The question of siblinghood–who, if anyone, we call a brother or sister or sibling; who, if anyone, we label as a friend, a neutral, an enemy; who, if anyone, we call a tragic but necessary casualty; and what, on the basis of that labeling, our posture is towards them–this is one of the deepest, most difficult, and most important questions we confront. We are living through a time suffused with these questions right now. It’s why so many of us are shedding tears.

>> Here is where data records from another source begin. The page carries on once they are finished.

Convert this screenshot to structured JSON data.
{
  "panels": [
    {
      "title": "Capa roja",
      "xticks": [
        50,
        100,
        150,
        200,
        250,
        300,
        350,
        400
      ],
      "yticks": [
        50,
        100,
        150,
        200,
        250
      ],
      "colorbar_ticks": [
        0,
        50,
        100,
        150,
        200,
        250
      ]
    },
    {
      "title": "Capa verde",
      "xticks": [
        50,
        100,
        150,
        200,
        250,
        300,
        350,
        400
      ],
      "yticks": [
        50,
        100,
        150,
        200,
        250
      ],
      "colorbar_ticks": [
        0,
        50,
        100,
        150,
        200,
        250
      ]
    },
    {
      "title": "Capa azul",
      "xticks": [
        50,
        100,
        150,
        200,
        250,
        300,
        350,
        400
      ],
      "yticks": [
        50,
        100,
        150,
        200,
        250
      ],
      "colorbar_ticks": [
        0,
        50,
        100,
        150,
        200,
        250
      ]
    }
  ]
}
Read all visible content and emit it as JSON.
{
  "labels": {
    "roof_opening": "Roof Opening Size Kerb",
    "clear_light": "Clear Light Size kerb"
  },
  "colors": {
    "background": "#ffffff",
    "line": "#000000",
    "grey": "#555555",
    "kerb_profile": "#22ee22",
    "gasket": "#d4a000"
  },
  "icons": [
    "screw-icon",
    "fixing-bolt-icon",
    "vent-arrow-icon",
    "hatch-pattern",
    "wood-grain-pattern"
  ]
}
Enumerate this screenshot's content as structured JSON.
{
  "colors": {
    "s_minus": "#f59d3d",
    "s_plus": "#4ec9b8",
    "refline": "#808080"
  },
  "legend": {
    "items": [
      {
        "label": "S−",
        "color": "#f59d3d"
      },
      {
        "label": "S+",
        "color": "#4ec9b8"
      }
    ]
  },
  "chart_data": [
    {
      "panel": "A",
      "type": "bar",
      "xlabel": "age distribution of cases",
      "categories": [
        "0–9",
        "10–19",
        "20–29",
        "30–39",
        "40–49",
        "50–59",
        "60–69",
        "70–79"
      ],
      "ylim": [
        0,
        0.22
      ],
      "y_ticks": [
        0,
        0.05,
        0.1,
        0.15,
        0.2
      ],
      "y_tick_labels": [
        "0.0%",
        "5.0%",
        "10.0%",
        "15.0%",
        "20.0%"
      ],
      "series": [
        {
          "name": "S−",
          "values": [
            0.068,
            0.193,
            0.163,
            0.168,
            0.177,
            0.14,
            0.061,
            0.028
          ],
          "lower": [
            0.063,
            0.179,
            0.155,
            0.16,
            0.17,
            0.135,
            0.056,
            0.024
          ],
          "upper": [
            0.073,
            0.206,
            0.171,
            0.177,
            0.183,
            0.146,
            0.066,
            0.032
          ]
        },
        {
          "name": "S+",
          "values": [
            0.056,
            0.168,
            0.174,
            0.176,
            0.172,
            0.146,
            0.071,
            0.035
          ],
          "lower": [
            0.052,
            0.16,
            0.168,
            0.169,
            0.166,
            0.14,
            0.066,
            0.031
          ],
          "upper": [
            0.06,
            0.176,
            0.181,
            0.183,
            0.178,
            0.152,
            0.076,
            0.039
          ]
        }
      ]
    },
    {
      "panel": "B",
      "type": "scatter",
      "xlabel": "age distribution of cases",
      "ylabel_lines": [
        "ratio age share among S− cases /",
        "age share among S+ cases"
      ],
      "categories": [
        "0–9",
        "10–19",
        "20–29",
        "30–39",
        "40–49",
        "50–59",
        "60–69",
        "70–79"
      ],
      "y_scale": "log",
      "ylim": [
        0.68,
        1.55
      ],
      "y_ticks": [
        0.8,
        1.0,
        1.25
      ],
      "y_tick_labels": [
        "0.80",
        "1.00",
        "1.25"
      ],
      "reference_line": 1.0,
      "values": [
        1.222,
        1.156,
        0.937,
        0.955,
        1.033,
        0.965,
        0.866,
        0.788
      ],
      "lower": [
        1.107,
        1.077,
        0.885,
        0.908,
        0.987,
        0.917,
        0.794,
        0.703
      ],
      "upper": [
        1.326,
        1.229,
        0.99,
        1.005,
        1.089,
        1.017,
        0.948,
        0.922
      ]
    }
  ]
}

It should go without saying that the violence and brutality suffered by so many Israelis at the hands of Hamas last Shabbat were heinous desecrations of the image of God. Failing to acknowledge this is, itself, an act of “stealing ultimate awareness.” Likewise, failing to acknowledge that those who were murdered and kidnapped seem to have been targeted for no other reason than that they were Jews (or people who were with Jews at the time) is an act of seemingly unconscionable disbelief. We Jews, who have endured so much trauma through the centuries, are understandably activated by it.
And: The question of da’at, awareness, is ultimately the question that keeps coming back–day by day, hour by hour, moment by moment. Where are we directing our awareness? Toward whom? With what kind of quality or valence–curious, compassionate, angry, something else? What do we notice, and what do we–willingly or unwillingly, wisely or unwisely–overlook?
Just last week, our people read the Book of Kohelet (Ecclesiastes). My own wonderful rabbi, Ari Hart, like many others I expect, went to that book for guidance as the violence unfolded in shul in real time. Ari invoked Kohelet’s most famous passage: “A season is set for everything, a time for every experience under heaven.” Speaking for myself, the time isn’t right yet–I still feel too raw to create the necessary space to reflect dispassionately on where and how to train my awareness. Hostages are in harm’s way. My own loved ones are on the front lines. My practice helps, but there are still many many moments when tears cloud my vision and my thinking. And I’m not living under threat of rocket fire.
And, in the same breath, the gifts and demands of da’at, of awareness, this most basic element of our humanity and thus our status as images of the Creator–those gifts are ever-accessible, those demands are ever-present. And so I practice, and I invite you to practice, in the aspiration that, through all the fog and haze, in the midst of all the chaos and tumult in the world and in our mind-hearts, our da’at might be whole and our bodies, our spirits, and our worlds–and the bodies, spirits and worlds of our brothers and sisters and siblings, and of all beings–might be at peace.